In another ongoing project I argue that much post-Rawlsian political philosophy is insufficiently attentive to the failures of our political procedures. When theorizing about abstract institutions we have a tendency to overlook the way they are likely to fail or be deficient. Even if a political procedure is generally reliable, some of them fail in predictable ways, and their failures fall disproportionately on certain segments of the population. Because our various political and legal procedures interact, this creates a variety of vicious circles, further undermining the justice, legitimacy, or authority of our political institutions. Most normative justification of political institutions lack the resources to accommodate, or even provide a useful framework for thinking about, the normative significance of these problems. I argue that, contra most proceduralists in political philosophy, these problem seriously undermine the possibility that our actual, realized institutions can be democratically justified. 

This has important implications for the moral norms that govern our roles in institutions. I have several papers working out what various professional obligations look like given the nature of our institutions. In “The Special Moral Obligations of Law Enforcement,” published in the Journal of Political Philosophy, I defend an account of professional obligation and apply it to law enforcement officers. The conclusion I arrive at in the paper is that members of law enforcement very often fail to satisfy  important moral obligations. I have continued exploring this issue in another paper, “On Enforcing Unjust Laws in a Just Society.” There, I consider and reject a variety of arguments for the view that police officers are permitted to enforce unjust laws. Popular justifications for the permissibility of enforcing unjust laws are made in the context of thinking about abstract institutions. The imperfections of our actual institutions cause serious problems for these justifications. This paper draws together my work on procedural failure and law enforcement ethics by arguing that discretion in law enforcement is a crucial part of our political procedures, and is needed to counteract failures in other parts of our institutions. 

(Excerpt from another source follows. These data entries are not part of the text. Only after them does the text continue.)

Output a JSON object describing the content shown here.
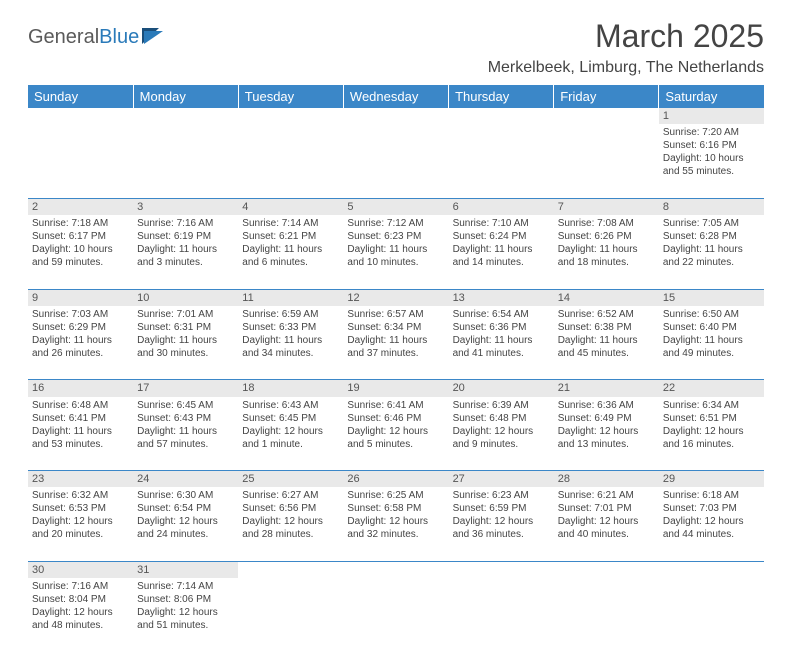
{
  "logo": {
    "text1": "General",
    "text2": "Blue",
    "color1": "#5a5a5a",
    "color2": "#2a7ab9"
  },
  "title": "March 2025",
  "location": "Merkelbeek, Limburg, The Netherlands",
  "header_bg": "#3b87c8",
  "header_fg": "#ffffff",
  "daynum_bg": "#e9e9e9",
  "border_color": "#3b87c8",
  "text_color": "#444444",
  "font_size_title": 32,
  "font_size_location": 16,
  "font_size_header": 13,
  "font_size_cell": 10,
  "days": [
    "Sunday",
    "Monday",
    "Tuesday",
    "Wednesday",
    "Thursday",
    "Friday",
    "Saturday"
  ],
  "weeks": [
    [
      null,
      null,
      null,
      null,
      null,
      null,
      {
        "n": "1",
        "sr": "Sunrise: 7:20 AM",
        "ss": "Sunset: 6:16 PM",
        "dl": "Daylight: 10 hours and 55 minutes."
      }
    ],
    [
      {
        "n": "2",
        "sr": "Sunrise: 7:18 AM",
        "ss": "Sunset: 6:17 PM",
        "dl": "Daylight: 10 hours and 59 minutes."
      },
      {
        "n": "3",
        "sr": "Sunrise: 7:16 AM",
        "ss": "Sunset: 6:19 PM",
        "dl": "Daylight: 11 hours and 3 minutes."
      },
      {
        "n": "4",
        "sr": "Sunrise: 7:14 AM",
        "ss": "Sunset: 6:21 PM",
        "dl": "Daylight: 11 hours and 6 minutes."
      },
      {
        "n": "5",
        "sr": "Sunrise: 7:12 AM",
        "ss": "Sunset: 6:23 PM",
        "dl": "Daylight: 11 hours and 10 minutes."
      },
      {
        "n": "6",
        "sr": "Sunrise: 7:10 AM",
        "ss": "Sunset: 6:24 PM",
        "dl": "Daylight: 11 hours and 14 minutes."
      },
      {
        "n": "7",
        "sr": "Sunrise: 7:08 AM",
        "ss": "Sunset: 6:26 PM",
        "dl": "Daylight: 11 hours and 18 minutes."
      },
      {
        "n": "8",
        "sr": "Sunrise: 7:05 AM",
        "ss": "Sunset: 6:28 PM",
        "dl": "Daylight: 11 hours and 22 minutes."
      }
    ],
    [
      {
        "n": "9",
        "sr": "Sunrise: 7:03 AM",
        "ss": "Sunset: 6:29 PM",
        "dl": "Daylight: 11 hours and 26 minutes."
      },
      {
        "n": "10",
        "sr": "Sunrise: 7:01 AM",
        "ss": "Sunset: 6:31 PM",
        "dl": "Daylight: 11 hours and 30 minutes."
      },
      {
        "n": "11",
        "sr": "Sunrise: 6:59 AM",
        "ss": "Sunset: 6:33 PM",
        "dl": "Daylight: 11 hours and 34 minutes."
      },
      {
        "n": "12",
        "sr": "Sunrise: 6:57 AM",
        "ss": "Sunset: 6:34 PM",
        "dl": "Daylight: 11 hours and 37 minutes."
      },
      {
        "n": "13",
        "sr": "Sunrise: 6:54 AM",
        "ss": "Sunset: 6:36 PM",
        "dl": "Daylight: 11 hours and 41 minutes."
      },
      {
        "n": "14",
        "sr": "Sunrise: 6:52 AM",
        "ss": "Sunset: 6:38 PM",
        "dl": "Daylight: 11 hours and 45 minutes."
      },
      {
        "n": "15",
        "sr": "Sunrise: 6:50 AM",
        "ss": "Sunset: 6:40 PM",
        "dl": "Daylight: 11 hours and 49 minutes."
      }
    ],
    [
      {
        "n": "16",
        "sr": "Sunrise: 6:48 AM",
        "ss": "Sunset: 6:41 PM",
        "dl": "Daylight: 11 hours and 53 minutes."
      },
      {
        "n": "17",
        "sr": "Sunrise: 6:45 AM",
        "ss": "Sunset: 6:43 PM",
        "dl": "Daylight: 11 hours and 57 minutes."
      },
      {
        "n": "18",
        "sr": "Sunrise: 6:43 AM",
        "ss": "Sunset: 6:45 PM",
        "dl": "Daylight: 12 hours and 1 minute."
      },
      {
        "n": "19",
        "sr": "Sunrise: 6:41 AM",
        "ss": "Sunset: 6:46 PM",
        "dl": "Daylight: 12 hours and 5 minutes."
      },
      {
        "n": "20",
        "sr": "Sunrise: 6:39 AM",
        "ss": "Sunset: 6:48 PM",
        "dl": "Daylight: 12 hours and 9 minutes."
      },
      {
        "n": "21",
        "sr": "Sunrise: 6:36 AM",
        "ss": "Sunset: 6:49 PM",
        "dl": "Daylight: 12 hours and 13 minutes."
      },
      {
        "n": "22",
        "sr": "Sunrise: 6:34 AM",
        "ss": "Sunset: 6:51 PM",
        "dl": "Daylight: 12 hours and 16 minutes."
      }
    ],
    [
      {
        "n": "23",
        "sr": "Sunrise: 6:32 AM",
        "ss": "Sunset: 6:53 PM",
        "dl": "Daylight: 12 hours and 20 minutes."
      },
      {
        "n": "24",
        "sr": "Sunrise: 6:30 AM",
        "ss": "Sunset: 6:54 PM",
        "dl": "Daylight: 12 hours and 24 minutes."
      },
      {
        "n": "25",
        "sr": "Sunrise: 6:27 AM",
        "ss": "Sunset: 6:56 PM",
        "dl": "Daylight: 12 hours and 28 minutes."
      },
      {
        "n": "26",
        "sr": "Sunrise: 6:25 AM",
        "ss": "Sunset: 6:58 PM",
        "dl": "Daylight: 12 hours and 32 minutes."
      },
      {
        "n": "27",
        "sr": "Sunrise: 6:23 AM",
        "ss": "Sunset: 6:59 PM",
        "dl": "Daylight: 12 hours and 36 minutes."
      },
      {
        "n": "28",
        "sr": "Sunrise: 6:21 AM",
        "ss": "Sunset: 7:01 PM",
        "dl": "Daylight: 12 hours and 40 minutes."
      },
      {
        "n": "29",
        "sr": "Sunrise: 6:18 AM",
        "ss": "Sunset: 7:03 PM",
        "dl": "Daylight: 12 hours and 44 minutes."
      }
    ],
    [
      {
        "n": "30",
        "sr": "Sunrise: 7:16 AM",
        "ss": "Sunset: 8:04 PM",
        "dl": "Daylight: 12 hours and 48 minutes."
      },
      {
        "n": "31",
        "sr": "Sunrise: 7:14 AM",
        "ss": "Sunset: 8:06 PM",
        "dl": "Daylight: 12 hours and 51 minutes."
      },
      null,
      null,
      null,
      null,
      null
    ]
  ]
}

The ethics of killing & moral status

I am also thinking and writing about moral status. My work here is motivated by a broader interest in the ethics of killing. In a paper published in The Journal of Medicine and Philosophy, I consider and reject one strategy for defending the view that humans have full moral status merely in virtue of their species membership. One might think that we have special moral obligations to our family members in virtue of a biological or genetic connection, and extend this reasoning to all of our fellow humans. This way of arguing avoids some of the standard objections to accounts of moral status based on species membership (namely that such accounts are arbitrary). My response is that familial obligations are not in fact grounded in biological relations. Thus, biological relations cannot ground special moral obligations to all humans. 

My interest in moral status motivates me to think about problems in environmental ethics as well. One of the central problems in environmental ethics is accounting for the moral status of the environment. There are two broad strategies: (biocentric) individualism and holism. Biocentric individualists claim that all organisms have some level of moral status. Holists, on the other hand, claim that ecosystems (or species, or "the land") are the things to which we have obligations, rather than individual organisms. In a paper in the journal Environmental Values I defend biocentric individualism from one of its primary objections (though I do not officially endorse the view).